International travelers can now contribute valuable data to COVID-19 surveillance efforts in the United States from above the clouds.
San Francisco International Airport has launched a new program to test airplane wastewater for variants of SARS-CoV-2, the virus responsible for COVID-19, the airport announced May 9. The program is the first in the country to continuously monitor sewage from airplanes, after previous studies demonstrated the potential value of this work.
Airplane wastewater is a key source for COVID-19 surveillance because international travelers frequently bring new variants into the country, experts say. As fewer people get their noses swabbed in health care facilities, the U.S. Centers for Disease Control and Prevention is looking for new ways to keep tabs on how the coronavirus mutates. Searching for genetic material in airplane bathroom waste can help fill that data gap — and even provide early warnings for future health crises (SN: 5/28/20).
“We know variants have been imported from around the globe,” says Alexandria Boehm, an environmental engineer at Stanford University who leads WastewaterSCAN, one of the biggest wastewater surveillance programs in the United States. Testing airplane waste “can give us a sense of which variants are being imported and help us prepare.”
For the new project, the San Francisco airport is collaborating with the CDC and Concentric by Ginkgo, a biosecurity and public health team in Boston.
Testing started on April 20, according to a spokesperson for the airport. Airport workers are taking samples from vacuum trucks that suck waste out of airplane bathrooms, using an automatic machine that plugs into a central dumping point. “We’re basically creating a composite sample of the trucks, which themselves are a composite sample of aircraft,” says Andrew Franklin, director of business development at Concentric.
The San Francisco airport has one dumping point dedicated to international flights, which are a priority for testing because passengers are more likely to use the restroom — and deliver solid samples — when they spend many hours on the plane. The airport is shipping one composite sample per day, six days a week, back to a lab, where scientists isolate the coronavirus’ genetic material and put the results through machines that map the virus’ genes.
The resulting data are complicated, says Casandra Philipson, director of bioinformatics at Concentric, as each sample includes hundreds of passengers from around the world. “Trying to figure out how to determine actual frequencies of mutations or variants” in the sewage samples will be a challenge, she says, though simply seeing certain variants pop up in the data will warn health officials about what to watch out for.
Concentric has worked with the CDC on monitoring COVID-19 among international travelers since fall 2021, when the company started offering free PCR tests to people returning from long flights. About 170,000 travelers have contributed to the program, which has picked up new variants before they spread widely in the United States.
But wastewater surveillance is more efficient than voluntary nose swabs, leading scientists to focus on this approach for future monitoring efforts (SN: 9/29/22). In August and September 2022, Concentric and CDC researchers ran a pilot program at John F. Kennedy International Airport in New York City to test the idea. Out of 88 samples collected from airplane bathrooms, the team was able to perform PCR tests on 80, and 65 of those tested positive for SARS-CoV-2, the scientists reported in the Feb. 24 Morbidity and Mortality Weekly Report. Analysis of genetic material from 25 samples turned up a variety of coronavirus variants.

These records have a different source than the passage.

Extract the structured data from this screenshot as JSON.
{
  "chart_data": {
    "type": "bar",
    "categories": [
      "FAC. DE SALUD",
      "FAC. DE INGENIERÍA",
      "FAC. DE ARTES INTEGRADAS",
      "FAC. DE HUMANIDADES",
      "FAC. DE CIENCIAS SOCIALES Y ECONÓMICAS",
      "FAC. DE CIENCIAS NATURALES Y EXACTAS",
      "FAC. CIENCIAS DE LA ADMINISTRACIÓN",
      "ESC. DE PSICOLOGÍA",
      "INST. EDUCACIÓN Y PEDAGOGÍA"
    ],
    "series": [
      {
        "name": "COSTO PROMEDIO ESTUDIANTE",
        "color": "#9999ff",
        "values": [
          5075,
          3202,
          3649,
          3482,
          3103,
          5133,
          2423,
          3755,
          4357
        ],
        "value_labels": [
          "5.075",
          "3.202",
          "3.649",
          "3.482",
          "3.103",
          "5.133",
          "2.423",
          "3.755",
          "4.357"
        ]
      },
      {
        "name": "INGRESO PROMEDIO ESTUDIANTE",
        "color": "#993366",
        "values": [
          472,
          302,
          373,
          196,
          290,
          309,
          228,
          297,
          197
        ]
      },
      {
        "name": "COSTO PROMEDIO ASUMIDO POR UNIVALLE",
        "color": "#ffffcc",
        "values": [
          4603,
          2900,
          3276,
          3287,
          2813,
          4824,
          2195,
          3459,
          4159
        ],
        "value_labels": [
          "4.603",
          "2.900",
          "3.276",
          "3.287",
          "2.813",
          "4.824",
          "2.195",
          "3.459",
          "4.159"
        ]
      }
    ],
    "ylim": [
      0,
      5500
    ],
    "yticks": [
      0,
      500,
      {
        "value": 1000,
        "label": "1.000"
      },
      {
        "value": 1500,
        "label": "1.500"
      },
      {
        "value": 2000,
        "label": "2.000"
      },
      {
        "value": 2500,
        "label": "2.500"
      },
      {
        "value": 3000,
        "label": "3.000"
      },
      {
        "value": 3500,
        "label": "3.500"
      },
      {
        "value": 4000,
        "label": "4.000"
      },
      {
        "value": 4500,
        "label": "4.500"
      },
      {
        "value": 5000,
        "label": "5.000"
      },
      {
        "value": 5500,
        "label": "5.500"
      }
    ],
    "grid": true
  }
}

Other research projects and pilot programs have similarly demonstrated this technique’s potential for detecting variants. The European Commission has issued guidance for airports in the European Union that may want to try it out. As with other forms of wastewater surveillance, though, scientists are still working to understand how they might interpret and act on the data. “It will be a new data stream that we’ll have to learn to use as it evolves,” Boehm says.
In addition to tracking coronavirus variants, scientists hope that future programs like the one at the San Francisco airport can lay the groundwork for monitoring new diseases that might enter the United States through international airports. “It’s easy to also test the samples for other emerging pathogens,” says Colleen Naughton, an environmental engineer at the University of California, Merced.
The Concentric team is excited about this potential and looking for other types of health data that might come out of airplane waste. “We’re building this future technology,” Philipson says, “to expand the toolkit for pathogens of public health concern.”